Mohammed Morsi
Mohammed MorsiAFP photo

With the removal of Mohammed Morsi as President of Egypt, the Middle East – and the world – is losing one of the more entertaining world leaders. With ruminations on everything from spaghetti to Planet of the Apes, Morsi had a unique way of portraying a situation in an entertaining manner – if you weren't a resident of Egypt, that is.

One of the main complaints among Egyptians against Morsi was his mishandling of the country's energy needs. Once a natural gas exporter, Egypt now does not have enough money to pay for the oil and gas needed to run the country of more than 80 million. In the past few months, electricity cuts have been the norm. Morsi's advice to Egyptians on the crisis: don't run washing machines at night. “Instead of running the automatic washing machines from 8 to 12 pm, the rush hours for electricity consumption, women should run the washers in the morning,” Morsi said in an interview.

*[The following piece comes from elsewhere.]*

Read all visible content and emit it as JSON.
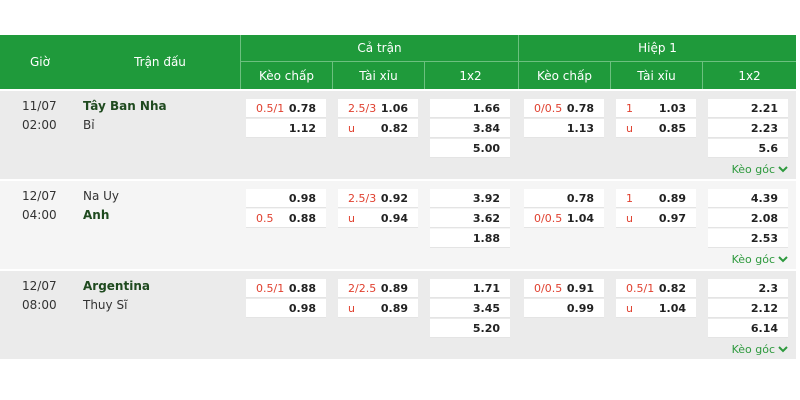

A major challenge facing Morsi – and whoever comes after him – is the construction by Ethiopia of a dam on the lower Nile River, which could significantly cut the flow of the Nile into Egypt. Military officials have threatened military action if Ethiopia continues with construction, but Morsi suggested some other ideas. “We will raise our hands to the sky and pray to God, and we will deal with everyone on the basis of mutual love and respect.” In that way, he said, “I’m sure Egypt’s share of the water will not be reduced, it will increase.”

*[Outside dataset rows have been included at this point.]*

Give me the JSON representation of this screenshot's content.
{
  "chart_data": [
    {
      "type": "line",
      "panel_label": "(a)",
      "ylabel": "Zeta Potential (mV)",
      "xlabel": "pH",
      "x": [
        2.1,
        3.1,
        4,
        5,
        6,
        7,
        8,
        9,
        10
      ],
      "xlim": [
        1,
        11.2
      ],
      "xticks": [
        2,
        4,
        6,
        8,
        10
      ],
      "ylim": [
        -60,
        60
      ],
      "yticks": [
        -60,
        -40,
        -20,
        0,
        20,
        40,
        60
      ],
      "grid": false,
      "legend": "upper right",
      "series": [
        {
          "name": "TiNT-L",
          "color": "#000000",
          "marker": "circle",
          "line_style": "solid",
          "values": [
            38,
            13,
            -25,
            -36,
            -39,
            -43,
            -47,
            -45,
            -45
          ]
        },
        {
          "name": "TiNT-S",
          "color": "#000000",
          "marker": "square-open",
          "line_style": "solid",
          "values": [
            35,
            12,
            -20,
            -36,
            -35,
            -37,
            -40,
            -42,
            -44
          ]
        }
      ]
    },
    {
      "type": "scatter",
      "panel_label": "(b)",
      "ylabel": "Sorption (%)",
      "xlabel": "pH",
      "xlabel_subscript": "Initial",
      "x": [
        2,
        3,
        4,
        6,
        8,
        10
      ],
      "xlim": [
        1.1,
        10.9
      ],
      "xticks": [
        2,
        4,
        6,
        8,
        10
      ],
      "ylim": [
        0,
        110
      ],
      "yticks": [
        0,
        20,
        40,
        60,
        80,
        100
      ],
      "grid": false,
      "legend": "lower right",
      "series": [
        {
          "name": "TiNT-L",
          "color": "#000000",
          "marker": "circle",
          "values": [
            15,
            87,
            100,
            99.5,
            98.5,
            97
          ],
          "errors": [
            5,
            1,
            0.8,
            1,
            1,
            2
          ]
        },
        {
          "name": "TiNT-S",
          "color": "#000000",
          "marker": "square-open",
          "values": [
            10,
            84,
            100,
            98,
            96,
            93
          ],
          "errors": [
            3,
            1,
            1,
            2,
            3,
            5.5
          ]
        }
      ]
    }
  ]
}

Beyond that, he said, “The Ethiopian prime minister assured me that Egypt would not lose a single drop of water because of the dam.” Morsi made the statement before entering a meeting with his generals about possible military action against Ethiopia.

Morsi's comments have also veered into the bizarre – or at least supernatural. On one occasion, he was asked to write a dedication for the country's “martyrs” who had died in battle. In the dedication, Morsi wrote “Our dear martyrs, my sincere wishes for success.” When asked what he meant – since the opportunity for “success” had passed – Morsi declined to comment.

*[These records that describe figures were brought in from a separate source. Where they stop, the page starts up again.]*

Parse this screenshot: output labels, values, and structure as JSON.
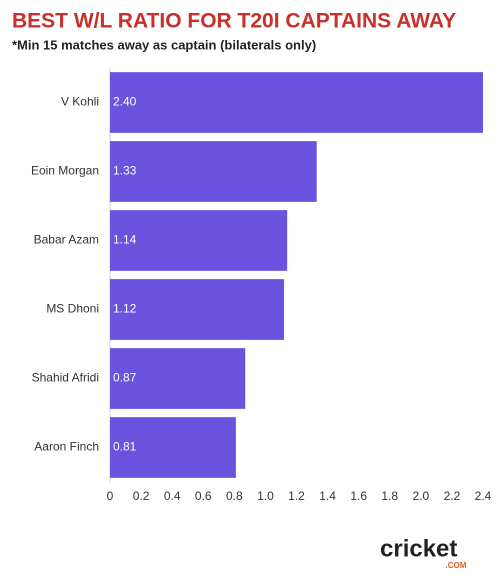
{
  "chart_data": {
    "type": "bar",
    "orientation": "horizontal",
    "title": "BEST W/L RATIO FOR T20I CAPTAINS AWAY",
    "subtitle": "*Min 15 matches away as captain (bilaterals only)",
    "categories": [
      "V Kohli",
      "Eoin Morgan",
      "Babar Azam",
      "MS Dhoni",
      "Shahid Afridi",
      "Aaron Finch"
    ],
    "values": [
      2.4,
      1.33,
      1.14,
      1.12,
      0.87,
      0.81
    ],
    "value_labels": [
      "2.40",
      "1.33",
      "1.14",
      "1.12",
      "0.87",
      "0.81"
    ],
    "color": "#6b52df",
    "xlim": [
      0,
      2.4
    ],
    "xticks": [
      0,
      {
        "value": 0.2,
        "label": "0.2"
      },
      {
        "value": 0.4,
        "label": "0.4"
      },
      {
        "value": 0.6,
        "label": "0.6"
      },
      {
        "value": 0.8,
        "label": "0.8"
      },
      {
        "value": 1.0,
        "label": "1.0"
      },
      {
        "value": 1.2,
        "label": "1.2"
      },
      {
        "value": 1.4,
        "label": "1.4"
      },
      {
        "value": 1.6,
        "label": "1.6"
      },
      {
        "value": 1.8,
        "label": "1.8"
      },
      {
        "value": 2.0,
        "label": "2.0"
      },
      {
        "value": 2.2,
        "label": "2.2"
      },
      {
        "value": 2.4,
        "label": "2.4"
      }
    ],
    "grid": false,
    "logo": "cricket",
    "logo_sub": ".COM"
  }
}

In a statement that may yet engender a lawsuit from Apple, Morsi once claimed credit for inventing the iPad. “How many people celebrated the fact that we had produced the first Egyptian iPad tablet?,” he asked.

In a memorable interview with Time Magazine last November, Morsy made several choice comments. “It’s not easy to be on the world stage. The world is now much more difficult than it was during your revolution. It’s even more difficult. The world. More complicated, complex, difficult. It’s a spaghetti-like structure. It’s mixed up,” he said.

And in perhaps his most bizarre statement – also from the Time interview - Morsi recollected his viewing of the 1968 Hollywood classic, Planet of the Apes. It was supposed to be a description of how he views politics, but it wasn't clear what he meant. "I remember a movie. Which one? Planet of the Apes. The old version, not the new one. I still remember, this is the conclusion: When the big monkey, he was head of the supreme court, I think — in the movie! — and there was a big scientist working for him, cleaning things, has been chained there.

“And it was the planet of the apes after the destructive act of a big war, and atomic bombs and whatever in the movie,” Morsy continued. “And the scientist was asking him to do something - this was 30 years ago: 'Don’t forget you are a monkey,' and 'Don’t ask me about this dirty work.' What did the big ape, (the monkey) say? He said, 'You’re human, you did it [to] yourself.' That’s the conclusion. Can we do something better for ourselves?”